One particular instance comes to mind where I had managed to line up my team perfectly, set up the right amount of overwatch, and needed my witch to cast one of her spells that would set off the chain reaction of attacks I had meticulously set up, only for my attack to backfire, leaving my characters open to a wealth of counter attackers, making what was set to be a one-round rout of my opponents turn into a desperate, mad dash to stay alive.
However, the combat does have some plus points. Along with critical failures, the combat does take other inspirations from D&D. For example, If an opponent is standing face to face with you and chooses to disengage, that is, run away without incapacitating their opponent in one way or another, or choose to run across the vicinity of an alert opponent, said opponent is free to make an attack of opportunity. Like in Fort Triumph, some characters can unlock abilities that can force opponents to move against their will, leaving them wide open to combo attacks. Just like in D&D, the characters you play can be customized ability-wise to make them feel unique.

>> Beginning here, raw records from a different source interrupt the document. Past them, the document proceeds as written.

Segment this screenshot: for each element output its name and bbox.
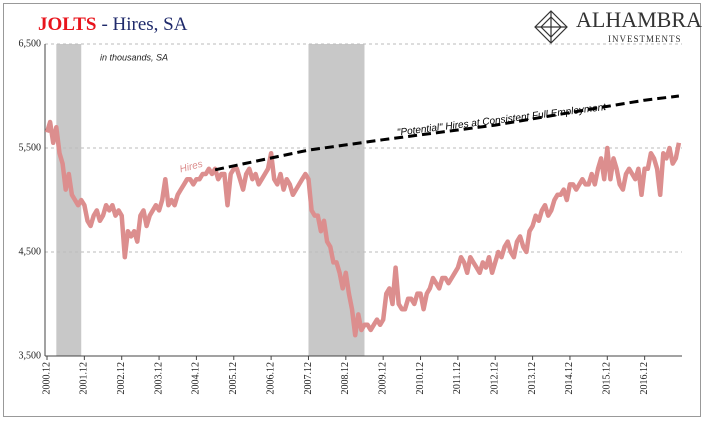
y-tick-label: 4,500: [19, 246, 42, 257]
x-tick-label: 2014.12: [564, 362, 575, 395]
x-tick-label: 2016.12: [639, 362, 650, 395]
hires-line: [44, 119, 682, 338]
subtitle: - Hires, SA: [101, 14, 187, 35]
potential-line: [214, 94, 680, 172]
chart-title: JOLTS - Hires, SA: [38, 14, 188, 35]
x-tick-label: 2002.12: [116, 362, 127, 395]
logo-name: ALHAMBRA: [576, 7, 702, 32]
x-tick-label: 2000.12: [41, 362, 52, 395]
frame: [3, 3, 701, 417]
logo-icon: [534, 10, 568, 44]
x-tick-label: 2012.12: [490, 362, 501, 395]
y-tick-label: 6,500: [19, 38, 42, 49]
title: JOLTS: [38, 14, 96, 35]
x-tick-label: 2006.12: [265, 362, 276, 395]
x-tick-label: 2004.12: [191, 362, 202, 395]
x-tick-label: 2015.12: [602, 362, 613, 395]
x-tick-label: 2009.12: [377, 362, 388, 395]
y-tick-label: 5,500: [19, 142, 42, 153]
annotation: in thousands, SA: [100, 52, 168, 62]
shaded-period: [308, 44, 365, 356]
series-label: "Potential" Hires at Consistent Full Emp…: [396, 102, 608, 139]
x-tick-label: 2005.12: [228, 362, 239, 395]
x-tick-label: 2010.12: [415, 362, 426, 395]
x-tick-label: 2013.12: [527, 362, 538, 395]
x-tick-label: 2003.12: [153, 362, 164, 395]
logo: ALHAMBRA INVESTMENTS: [534, 7, 702, 44]
series-label: Hires: [179, 159, 204, 176]
logo-tagline: INVESTMENTS: [608, 34, 682, 44]
x-tick-label: 2008.12: [340, 362, 351, 395]
x-tick-label: 2007.12: [303, 362, 314, 395]
y-tick-label: 3,500: [19, 350, 42, 361]
x-tick-label: 2011.12: [452, 362, 463, 394]
x-tick-label: 2001.12: [79, 362, 90, 395]
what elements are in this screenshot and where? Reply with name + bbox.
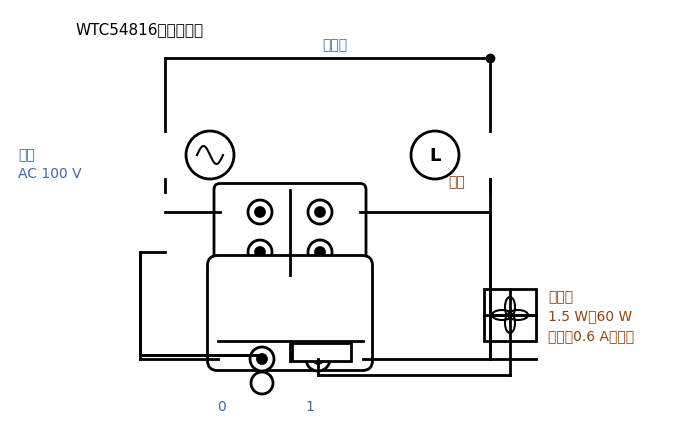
Text: 1: 1	[306, 400, 314, 414]
Text: 0: 0	[218, 400, 226, 414]
Circle shape	[256, 354, 267, 365]
Circle shape	[250, 347, 274, 371]
Circle shape	[411, 131, 459, 179]
Text: 接地側: 接地側	[323, 38, 348, 52]
Circle shape	[314, 206, 326, 217]
Bar	[484, 289, 536, 341]
Circle shape	[312, 354, 323, 365]
Circle shape	[255, 206, 265, 217]
Text: 電源
AC 100 V: 電源 AC 100 V	[18, 148, 82, 182]
Text: 照明: 照明	[448, 175, 465, 189]
Circle shape	[248, 240, 272, 264]
FancyBboxPatch shape	[207, 255, 372, 370]
Circle shape	[186, 131, 234, 179]
Bar	[292, 343, 351, 360]
FancyBboxPatch shape	[214, 183, 366, 280]
Circle shape	[255, 247, 265, 258]
Circle shape	[251, 372, 273, 394]
Circle shape	[308, 240, 332, 264]
Circle shape	[314, 247, 326, 258]
Circle shape	[248, 200, 272, 224]
Circle shape	[306, 347, 330, 371]
Circle shape	[308, 200, 332, 224]
Text: 換気扇
1.5 W～60 W
（最大0.6 Aまで）: 換気扇 1.5 W～60 W （最大0.6 Aまで）	[548, 290, 634, 343]
Text: WTC54816の配線方法: WTC54816の配線方法	[75, 22, 203, 37]
Text: L: L	[429, 147, 441, 165]
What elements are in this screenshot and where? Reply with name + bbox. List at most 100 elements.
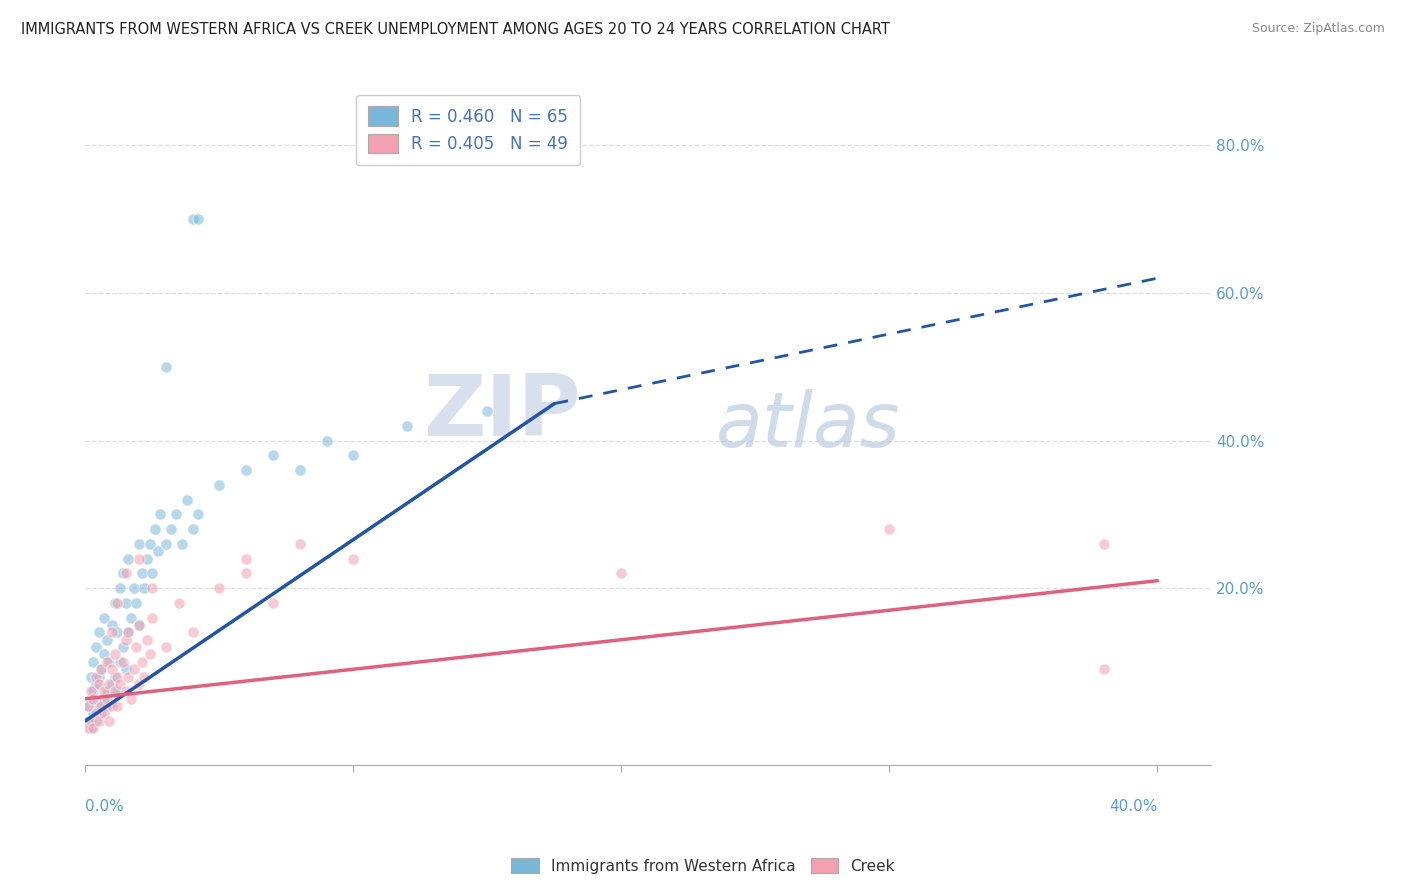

It does feel like there is a lot to dislike about this game, but it is safe to say that the positives do outweigh the negatives. It is just that the negatives, as few as they are, do stand out. In addition to the main game, the Chicken Edition does come with an extra story DLC: The Ruins of Limis. Whilst the game allows you and encourages you to import your save from your main game once you get to chapter nine, the game is more than happy to let you play the DLC as a standalone experience with a prebuilt team. In addition to that, there is a second DLC now available for purchase called Splat Jaypak’s Arenas, which is available for $7.99
The Dungeon of Naheulbeuk: The Amulet of Chaos Chicken Edition makes for a good option on PlayStation 5 with a lot of content to play and plenty of trophies to unlock that encourage multiple playthroughs. As there is a lot to explore here, things to do, and different abilities, combinations, and tactics to try out, The Dungeon of Naheulbeuk: The Amulet of Chaos Chicken Edition is a great option for tactical RPG fans. Add the Splat Jaypak Arenas DLC for $7.99 with 15 new battles to take on, and there are dozens of hours of content to enjoy on PlayStation 5.
This The Dungeon of Naheulbeuk: The Amulet of Chaos Chicken Edition review is based on a Playstation 5 code provided by Dear Villagers.